I expect Apple’s strong results to continue. Barring some general economic meltdown, there should be more upside because, inter alia, 1) They’ll have strong holiday sales, especially of the new lineup of iPods. 2) We’ll see continued ramp up in iPhone sales as they begin selling iPhones in Germany and the UK next month, with roll out in Asia and other European countries still ahead. 3) A new version of the Mac OS will be released this Friday, which will drive some incremental revenue, plus 4) Macs are gaining share (reversing a long-time trend of dwindling market share for Macs), partly as a spillover or halo effect from the popularity of iPods and iPhones.

Besides selling more Macs, iPods and iPhones as those devices currently exist (along with lots of music downloads), I imagine we’ll eventually see a larger iPhone-like mobile device, something like the Nokia N800 or what Microsoft may have originally imagined Origami (UMPCs) as being. If so, I know I’ll want one of those.

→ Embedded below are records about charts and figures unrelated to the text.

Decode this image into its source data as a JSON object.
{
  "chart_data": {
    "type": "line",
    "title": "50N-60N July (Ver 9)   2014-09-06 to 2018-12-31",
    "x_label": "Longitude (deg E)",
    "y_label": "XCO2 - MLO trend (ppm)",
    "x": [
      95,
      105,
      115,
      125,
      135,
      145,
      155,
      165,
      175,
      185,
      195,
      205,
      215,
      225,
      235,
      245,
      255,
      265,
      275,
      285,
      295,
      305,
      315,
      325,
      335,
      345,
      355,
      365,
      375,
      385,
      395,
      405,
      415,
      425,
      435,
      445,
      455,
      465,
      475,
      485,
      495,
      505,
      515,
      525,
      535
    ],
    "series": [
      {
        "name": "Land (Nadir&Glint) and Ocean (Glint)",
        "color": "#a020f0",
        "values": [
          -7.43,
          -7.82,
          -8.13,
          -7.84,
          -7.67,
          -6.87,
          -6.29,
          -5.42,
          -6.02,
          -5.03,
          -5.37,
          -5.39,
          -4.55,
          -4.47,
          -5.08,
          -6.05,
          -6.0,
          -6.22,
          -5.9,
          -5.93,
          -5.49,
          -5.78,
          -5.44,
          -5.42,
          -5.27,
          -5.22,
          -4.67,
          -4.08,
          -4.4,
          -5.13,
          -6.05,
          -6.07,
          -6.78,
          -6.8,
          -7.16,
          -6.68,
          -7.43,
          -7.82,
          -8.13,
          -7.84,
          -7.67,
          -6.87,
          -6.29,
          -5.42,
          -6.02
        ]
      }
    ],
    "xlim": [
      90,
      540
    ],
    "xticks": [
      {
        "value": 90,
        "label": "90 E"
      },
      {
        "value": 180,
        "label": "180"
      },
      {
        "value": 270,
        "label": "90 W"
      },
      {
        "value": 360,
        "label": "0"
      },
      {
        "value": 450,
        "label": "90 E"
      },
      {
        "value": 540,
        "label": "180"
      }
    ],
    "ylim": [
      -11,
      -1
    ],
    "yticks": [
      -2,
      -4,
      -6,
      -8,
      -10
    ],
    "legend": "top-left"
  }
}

On the other hand, certainly there is potential downside—there could be an unforeseen product recall, a new competitive product, loss of market share in online music sales (to the new Amazon initiative, or more loss of contracts with the music companies whose content populates the iTunes Music Store), leftover problems from the options backdating mess or even a virulent Apple-specific virus. Most of the upside may already be priced in, too.

But it seems less probable to me that these risks will materialize than the upside factors will. I’m staying long.

The market seems to agree; the shares are trading above $187 from the close of $174. Some of that noise may die down by tomorrow, but the $200 targets some analysts have put on the stock don’t seem at all far fetched.